Seit fünf Jahren geh ich nun schon zur Berlin Music Week, ich erinnere mich noch gut an die Zeit davor, das Dahinsiechen der Vorgänger-Veranstaltung Popkomm. Warum? Nun, die Musikindustrie war ja selbst im Dahinsiechen, die Champagnerlaune früherer Tage längst dahin.
Als dann mit der neuen Berlin Music Week sich alles von unten selbst erneuern wollte, da wandten sich die da oben pikiert ab: Keine Relevanz, hieß es da, schon gar keine bundesweite wie die polierte Popkomm zuvor.
Kleine Labels und Startups, Clubs und Piraten-nahe Gruppen und - auch das noch - Musiker selbst wollten eine neue Musikindustrie aufbauen und das auch selbstbewusst, wenn auch etwas chaotisch zeigen. "All together now" hieß denn auch sinnbildlich eine dieser Gruppen, die erste Konferenzen zusammenzimmerte mit Vertretern dieser kleinen Firmen und Verbände.
Das alles roch nach Graswurzelrevolution - und das stank den Vertretern der Majors und großen Firmen. Man wandte sich naserümpfend ab. Und viele - auch der heutige Berliner Kulturstaatssekretär Tim Renner - sagten: "Das ist auch gut so!"
Und jetzt: Sehen wir - nach deutlichen Anzeichen im vergangenen Jahr - die fröhliche Vereinigung von Graswurzlern und Industrie: Ein "Musik hack day", gesponsert vom - ja, tatsächlich! - Axel Springer Verlag.

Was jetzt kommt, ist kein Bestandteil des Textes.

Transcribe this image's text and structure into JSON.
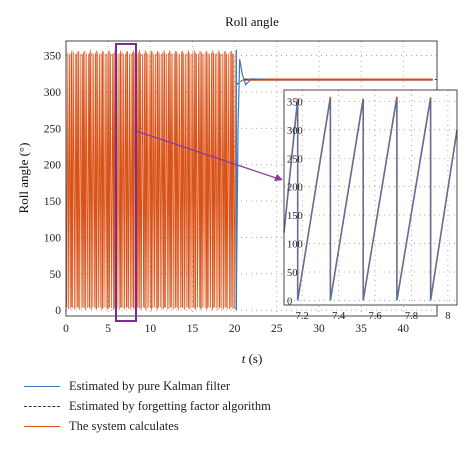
{
  "chart_data": [
    {
      "type": "line",
      "title": "Roll angle",
      "xlabel_var": "t",
      "xlabel_unit": " (s)",
      "ylabel": "Roll angle (°)",
      "xlim": [
        0,
        44
      ],
      "ylim": [
        -8,
        370
      ],
      "xticks": [
        0,
        5,
        10,
        15,
        20,
        25,
        30,
        35,
        40
      ],
      "yticks": [
        0,
        50,
        100,
        150,
        200,
        250,
        300,
        350
      ],
      "grid": true,
      "legend_position": "below",
      "series": [
        {
          "name": "Estimated by pure Kalman filter",
          "color": "#3a78c2",
          "x": [
            20.2,
            20.4,
            20.6,
            20.9,
            21.3,
            22,
            24,
            30,
            40,
            43.5
          ],
          "y": [
            0,
            250,
            345,
            325,
            310,
            318,
            317,
            317,
            317,
            317
          ]
        },
        {
          "name": "Estimated by forgetting factor algorithm",
          "color": "#333333",
          "x": [
            20.2,
            21,
            44
          ],
          "y": [
            310,
            317,
            317
          ]
        },
        {
          "name": "The system calculates",
          "color": "#d95319",
          "x_range": [
            0,
            43.5
          ],
          "oscillation_range_before_s": [
            0,
            20.2
          ],
          "oscillation_y_range": [
            0,
            358
          ],
          "steady_value_after": 317
        }
      ]
    },
    {
      "type": "line",
      "title": "",
      "inset_of": "Roll angle",
      "zoom_x_range": [
        6.2,
        8.3
      ],
      "xlim": [
        7.1,
        8.05
      ],
      "ylim": [
        -8,
        370
      ],
      "xticks": [
        7.2,
        7.4,
        7.6,
        7.8,
        8
      ],
      "yticks": [
        0,
        50,
        100,
        150,
        200,
        250,
        300,
        350
      ],
      "grid": true,
      "series": [
        {
          "name": "The system calculates",
          "color": "#d95319",
          "x": [
            7.1,
            7.175,
            7.175,
            7.355,
            7.355,
            7.535,
            7.535,
            7.72,
            7.72,
            7.905,
            7.905,
            8.05
          ],
          "y": [
            120,
            355,
            0,
            358,
            0,
            355,
            0,
            358,
            0,
            357,
            0,
            300
          ]
        },
        {
          "name": "Estimated by pure Kalman filter",
          "color": "#3a78c2",
          "x": [
            7.1,
            7.175,
            7.175,
            7.355,
            7.355,
            7.535,
            7.535,
            7.72,
            7.72,
            7.905,
            7.905,
            8.05
          ],
          "y": [
            118,
            352,
            0,
            355,
            0,
            352,
            0,
            355,
            0,
            354,
            0,
            298
          ]
        }
      ]
    }
  ],
  "legend": [
    {
      "label": "Estimated by pure Kalman filter",
      "color": "#3a78c2",
      "style": "solid"
    },
    {
      "label": "Estimated by forgetting factor algorithm",
      "color": "#333333",
      "style": "dashed"
    },
    {
      "label": "The system calculates",
      "color": "#d95319",
      "style": "solid"
    }
  ]
}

Man präsentiert - stolz wie Bolle - global player wie Google, Amazon und Spotify - Quasi-Monopolisten in ihren Internet-, Medien- und Streaming-Märkten. Allesamt Firmen, die nicht den Künstler, sondern eigene Profite und Marktmacht im Visier haben. Internationale Musikplattformen wie Beatport und Shazam dürfen sich darbieten, auch längst weltweite Berliner Player wie Aupeo und Soundcloud.
Auch die Majors sind wieder mit im Boot und die staatlichen Musikexportbüros einiger Länder. Auf genau diese alten Strukturen hatte man beim Aufbau der Berlin Music Week aus den Trümmern der Popkomm bewußt verzichtet.
Und jetzt findet man im Programm auch Verbandssitzungen der wichtigsten Europäischen Labels, den "Berliner Pilsener Music Award", es gibt wieder Firmen-Empfänge, sogar mit Champagner - oder, auch sehr schön: Eine "Pitching-Session mit den wichtigsten Soundtrack-Einkäufern der Filmindustrie". Ja, dickes B macht dicke Hose.
Indie goes Hi-Tech
Aber es gibt auch Hoffnungszeichen - oder ist das nur ein Alibi-Event?: Erstmals sollen mit einem Straßenmusikfestival die Künstler auf der Straße in den Fokus gerückt werden. Sponsoring-Partner ist - die O2 World. Moment mal: Mussten nicht für den Bau dieser gigantischen Arena in Friedrichshain einige Clubs sterben, alte Gebäude und typischer Berliner Industriebrachen-Charme weichen? Naja, als Motto passt dazu eines der Konferenz-Themen: "Indie goes Hi-Tech."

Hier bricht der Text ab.